Adult Adoptee trying not to make waves....

iVillage Member
Registered: 03-30-1999
Adult Adoptee trying not to make waves....
2
Sun, 07-15-2012 - 1:24pm

I hired a Private Investigator last weekend to try to find my possible birth father while he was alone. (He is still married to the same woman he was married to when I was conceived. From what I understand, he doesn't know I exist. I didn't want to "scare him off" by having the letter I wrote mailed to him. Instead I tried to track him down alone and have the letter hand delivered.) After several attempts to find him, I gave my Private Investigator permission to drop the letter off at his house. The letter included a mini-collage with pictures of me both now and as a child and a few pictures of my sons. I was hoping to tug at his heart a little. The letter was dropped off Friday afternoon. So far I haven't heard anything.

In the mean time, I was looking online to make sure I had all the information I could get on his kids in case I need to contact them. I noticed that his daughter (my possible half sister) is linked to a couple of Wampanoag (Native American) websites. As far as I know, to be involved with those things you have to BE Wampanoag. Now I am wondering if she is part Wampanoag, which parent does it come from? Her mother or her father? If it is her father, that would mean I may be part Wampanoag...

I do know plenty of people who are part of the tribe but I don't want to come right out and ask because I don't want them to think I'm trying to be like them or anything like that. I really just don't know. The last thing I want to do is offend anyone. However, I would like to find out if there is any Wampanoag heritage on my (probable) birth father's side.

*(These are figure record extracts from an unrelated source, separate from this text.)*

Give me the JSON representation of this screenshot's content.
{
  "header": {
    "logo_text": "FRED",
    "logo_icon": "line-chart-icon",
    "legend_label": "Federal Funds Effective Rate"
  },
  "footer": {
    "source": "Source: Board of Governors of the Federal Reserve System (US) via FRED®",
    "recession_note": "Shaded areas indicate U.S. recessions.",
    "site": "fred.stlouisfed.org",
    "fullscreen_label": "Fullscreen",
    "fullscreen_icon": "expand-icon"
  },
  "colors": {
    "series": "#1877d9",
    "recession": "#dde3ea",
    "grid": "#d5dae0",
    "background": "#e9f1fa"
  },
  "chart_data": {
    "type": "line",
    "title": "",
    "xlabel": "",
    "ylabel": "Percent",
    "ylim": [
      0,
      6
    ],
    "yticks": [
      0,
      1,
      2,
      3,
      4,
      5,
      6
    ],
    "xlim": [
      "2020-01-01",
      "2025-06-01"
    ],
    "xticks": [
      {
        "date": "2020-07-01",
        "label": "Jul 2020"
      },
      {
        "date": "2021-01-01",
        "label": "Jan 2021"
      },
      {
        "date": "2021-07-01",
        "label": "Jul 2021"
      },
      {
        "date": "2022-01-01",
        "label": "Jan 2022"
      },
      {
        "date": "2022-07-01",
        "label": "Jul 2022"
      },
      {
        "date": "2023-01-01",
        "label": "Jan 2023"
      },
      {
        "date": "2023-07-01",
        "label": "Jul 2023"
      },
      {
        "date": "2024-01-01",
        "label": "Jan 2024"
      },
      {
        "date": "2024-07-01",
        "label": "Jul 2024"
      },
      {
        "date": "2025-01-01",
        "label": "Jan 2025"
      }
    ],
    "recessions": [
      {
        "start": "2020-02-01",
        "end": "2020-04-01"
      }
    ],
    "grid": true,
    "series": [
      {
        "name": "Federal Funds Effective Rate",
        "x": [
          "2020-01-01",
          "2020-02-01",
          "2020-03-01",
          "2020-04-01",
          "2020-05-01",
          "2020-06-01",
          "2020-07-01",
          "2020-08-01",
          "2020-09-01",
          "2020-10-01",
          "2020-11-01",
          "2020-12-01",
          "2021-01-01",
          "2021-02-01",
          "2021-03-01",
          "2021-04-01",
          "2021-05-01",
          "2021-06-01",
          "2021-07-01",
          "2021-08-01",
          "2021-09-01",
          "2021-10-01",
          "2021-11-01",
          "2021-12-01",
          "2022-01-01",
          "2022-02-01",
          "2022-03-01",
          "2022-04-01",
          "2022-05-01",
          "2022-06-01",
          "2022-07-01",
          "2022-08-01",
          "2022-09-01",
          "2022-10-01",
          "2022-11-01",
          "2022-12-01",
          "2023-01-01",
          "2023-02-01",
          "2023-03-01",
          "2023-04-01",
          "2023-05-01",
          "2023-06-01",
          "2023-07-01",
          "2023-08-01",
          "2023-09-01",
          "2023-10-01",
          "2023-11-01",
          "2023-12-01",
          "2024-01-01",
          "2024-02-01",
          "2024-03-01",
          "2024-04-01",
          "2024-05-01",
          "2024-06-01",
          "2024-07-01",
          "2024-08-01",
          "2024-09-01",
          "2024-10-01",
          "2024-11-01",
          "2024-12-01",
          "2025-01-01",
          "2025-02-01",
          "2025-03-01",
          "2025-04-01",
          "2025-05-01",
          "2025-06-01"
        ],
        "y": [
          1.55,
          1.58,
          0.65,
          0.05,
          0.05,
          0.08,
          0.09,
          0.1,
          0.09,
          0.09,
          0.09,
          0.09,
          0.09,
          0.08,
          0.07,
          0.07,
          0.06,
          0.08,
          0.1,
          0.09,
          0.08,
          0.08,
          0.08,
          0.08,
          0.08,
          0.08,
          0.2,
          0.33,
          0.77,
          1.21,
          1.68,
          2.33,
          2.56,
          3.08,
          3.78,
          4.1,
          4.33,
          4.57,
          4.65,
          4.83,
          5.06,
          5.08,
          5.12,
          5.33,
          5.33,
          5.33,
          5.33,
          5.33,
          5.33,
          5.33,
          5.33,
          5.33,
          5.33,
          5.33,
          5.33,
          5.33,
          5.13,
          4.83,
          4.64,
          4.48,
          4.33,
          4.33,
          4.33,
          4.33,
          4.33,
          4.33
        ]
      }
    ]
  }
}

I'm not really sure how to go about this. I've tried looking things up online and I feel like I'm looking for a needle in a haystack. I'm not sure where to start. I have already cancelled my accounts with Ancestry.com and can't afford to reinstate it. Does anyone have any ideas? I don't want to go barking up any trees that will cause anyone to mistrust me or take offense.

iVillage Member
Registered: 06-24-2010
Re: Adult Adoptee trying not to make waves....
Mon, 07-30-2012 - 2:48pm
Have you heard back from him yet?

I agree that it might take him some time to process the possibility that he has an adult child out there.

Since you aren't certain that he is your bio dad, I'm a little confused as to why you OK'd the letter to be left at his house. His wife may have opened it before he had a chance. It's possible she chose not to give it to him or maybe there's a lot of drama at his house now. Was it not possible to deliver the letter to him at his work?